Между «скальпель» и «гемостаз» – щель. Микроскопическая, но бездонная. Туда проваливался доктор Артемьев. Не в сон, нет. В щель, где гуляли слова. Запах йода и крови сливался в горле в комок, который требовал извержения – не рвотой, а строфой.
Он срывал окровавленную перчатку (левую, правая еще стерильна, держит зажим) тыльной стороной запястья. На желтом пластике, рядом с бурым пятном – шариковая ручка. Дешевая, синяя. Ею он тыкал в резину, как в пергамент. Слова выскакивали коряво, как спазмы:
...аорта пульсирует ритмом забытым...
...шов на рассвете – шрам на ладони вселенной...
Ассистентка, Марина, знала ритуал.
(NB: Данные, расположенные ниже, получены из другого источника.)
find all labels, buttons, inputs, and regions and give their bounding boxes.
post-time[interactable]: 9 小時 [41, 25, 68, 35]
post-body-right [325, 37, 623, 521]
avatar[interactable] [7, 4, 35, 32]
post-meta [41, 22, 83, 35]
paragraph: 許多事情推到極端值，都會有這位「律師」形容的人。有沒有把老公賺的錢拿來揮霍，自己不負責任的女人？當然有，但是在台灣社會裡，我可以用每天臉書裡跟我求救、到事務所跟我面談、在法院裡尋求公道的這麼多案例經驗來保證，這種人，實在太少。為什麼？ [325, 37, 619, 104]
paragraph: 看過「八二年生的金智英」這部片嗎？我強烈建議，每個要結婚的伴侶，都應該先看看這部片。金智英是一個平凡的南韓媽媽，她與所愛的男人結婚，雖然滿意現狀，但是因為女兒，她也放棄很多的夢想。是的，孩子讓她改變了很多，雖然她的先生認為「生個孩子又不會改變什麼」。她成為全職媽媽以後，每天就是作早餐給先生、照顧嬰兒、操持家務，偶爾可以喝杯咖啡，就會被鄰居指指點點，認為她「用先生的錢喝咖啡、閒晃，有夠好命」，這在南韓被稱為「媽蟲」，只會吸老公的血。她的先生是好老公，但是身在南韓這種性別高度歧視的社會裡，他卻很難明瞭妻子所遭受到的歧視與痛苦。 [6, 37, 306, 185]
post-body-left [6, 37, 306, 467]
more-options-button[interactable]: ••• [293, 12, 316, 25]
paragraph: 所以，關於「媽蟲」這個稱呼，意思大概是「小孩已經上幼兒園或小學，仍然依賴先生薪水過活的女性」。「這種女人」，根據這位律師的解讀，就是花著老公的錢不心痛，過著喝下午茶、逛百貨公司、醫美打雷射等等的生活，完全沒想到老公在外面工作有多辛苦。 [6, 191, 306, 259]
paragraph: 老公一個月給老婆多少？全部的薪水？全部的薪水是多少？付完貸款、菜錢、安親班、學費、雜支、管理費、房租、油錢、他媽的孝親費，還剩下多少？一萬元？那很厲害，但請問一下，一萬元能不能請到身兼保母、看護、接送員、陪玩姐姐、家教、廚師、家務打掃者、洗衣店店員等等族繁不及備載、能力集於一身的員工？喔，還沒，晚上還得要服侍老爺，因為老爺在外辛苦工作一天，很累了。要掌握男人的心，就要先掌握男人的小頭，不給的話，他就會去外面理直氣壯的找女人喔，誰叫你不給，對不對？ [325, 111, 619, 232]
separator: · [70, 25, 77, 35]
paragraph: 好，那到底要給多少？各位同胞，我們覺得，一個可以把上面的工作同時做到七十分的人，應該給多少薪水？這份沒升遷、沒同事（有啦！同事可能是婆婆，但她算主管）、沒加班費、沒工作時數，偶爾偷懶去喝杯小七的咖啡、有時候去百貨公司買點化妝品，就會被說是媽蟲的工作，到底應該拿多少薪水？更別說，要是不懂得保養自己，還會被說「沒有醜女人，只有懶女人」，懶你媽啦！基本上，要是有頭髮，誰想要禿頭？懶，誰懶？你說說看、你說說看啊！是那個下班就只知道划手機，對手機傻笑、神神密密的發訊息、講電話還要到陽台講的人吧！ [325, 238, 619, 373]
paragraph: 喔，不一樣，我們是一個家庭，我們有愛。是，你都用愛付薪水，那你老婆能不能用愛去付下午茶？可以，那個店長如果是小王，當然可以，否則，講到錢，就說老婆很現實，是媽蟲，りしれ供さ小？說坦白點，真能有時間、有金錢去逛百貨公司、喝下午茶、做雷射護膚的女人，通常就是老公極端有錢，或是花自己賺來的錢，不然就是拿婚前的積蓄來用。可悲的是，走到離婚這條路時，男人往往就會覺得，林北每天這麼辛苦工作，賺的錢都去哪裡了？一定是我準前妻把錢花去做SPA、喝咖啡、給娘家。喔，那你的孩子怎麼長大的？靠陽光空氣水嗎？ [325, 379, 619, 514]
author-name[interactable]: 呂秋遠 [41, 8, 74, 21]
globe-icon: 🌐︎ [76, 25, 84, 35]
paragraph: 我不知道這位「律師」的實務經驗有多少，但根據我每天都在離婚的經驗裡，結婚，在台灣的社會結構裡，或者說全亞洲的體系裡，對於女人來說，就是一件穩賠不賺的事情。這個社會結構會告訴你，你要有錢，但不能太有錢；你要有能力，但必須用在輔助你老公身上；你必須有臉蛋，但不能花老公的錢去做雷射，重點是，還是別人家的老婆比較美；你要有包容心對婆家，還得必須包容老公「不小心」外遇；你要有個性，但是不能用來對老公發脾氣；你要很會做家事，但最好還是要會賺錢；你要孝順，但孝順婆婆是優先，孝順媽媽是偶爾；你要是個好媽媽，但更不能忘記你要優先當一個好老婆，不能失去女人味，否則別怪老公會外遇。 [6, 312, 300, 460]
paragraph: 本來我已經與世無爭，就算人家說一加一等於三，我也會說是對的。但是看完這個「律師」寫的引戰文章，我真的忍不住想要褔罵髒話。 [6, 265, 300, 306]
Молча протягивала стерильный марлевый квадрат. Не для раны – для строф. Артемьев, не отрывая взгляда от поля боя (где жизнь висела на нити лигатуры), набрасывал слова на белизну. Буквы расплывались, впитывая сукровицу и антисептик. Получались гибриды – медицинский отчет и крик души в агонии.
Он не писал о смерти. Он писал из нее. Каждый разрез был началом строки. Каждый шов – точкой, запятой, тире. Рифмы находил в биении мониторов: «фибрилляция» – «медитация»; «сепсис» – «эклипсис». Слова рождались из шороха инструментов в лотке, из шипения коагулятора, выжигающего не ткань, а банальность.
Однажды, во время сложнейшей резекции аневризмы, когда время спрессовалось в алмазную пыль, а кровь, несмотря на все усилия, упрямо сочилась, Артемьев замер. Не в панике. В озарении. Он увидел не сосуды и мышцы, а текст. Жизнь, распахнутая настежь, как книга с кровавыми страницами. Его рука (все еще в стерильной перчатке) непроизвольно сжалась в воздухе, выводя невидимые знаки.
– Доктор? Давление падает... – голос Марины, как укол адреналина.
Он вернулся. Мгновенно. Скальпель затанцевал с новой яростью. Но строфа уже жила. Она пульсировала в его висках, совпадая с ритмом сердца пациента под его пальцами:
...разрезаю не плоть – разрываю конверт...
...пишу ответ смертью на вызов рассвета...
...чернила – алая тайна, что бьет из прорыва...
...шью тишину нитью, что снова – живая...
Операция закончилась. Пациент выжил, пока – вопросительный знак. Артемьев стоял у раковины, смывая с рук не только кровь, но и остатки транса. Марлевый квадрат со стихами Марина уже аккуратно перенесла в его старую тетрадь в подсобке. Тетрадь пахла формалином и надеждой.
Он знал: его стихи никогда не выйдут в толстых журналах. Они были написаны на материалах, впитывающих смерть, рождены в промежутках между последним вздохом и первым криком новой борьбы. Это были не поэзии. Это были хирургические сонеты, зашифрованные отчеты о схватках на краю пропасти. Где каждая метафора была выстрадана, каждая рифма – оплачена чьей-то аритмией, а бессмертие измерялось не тиражами, а пульсом на мониторе за дверью реанимации.
Его чернила были уникальны. Они всегда пахли антисептиком и отчаянной, хрупкой, немыслимой жизнью.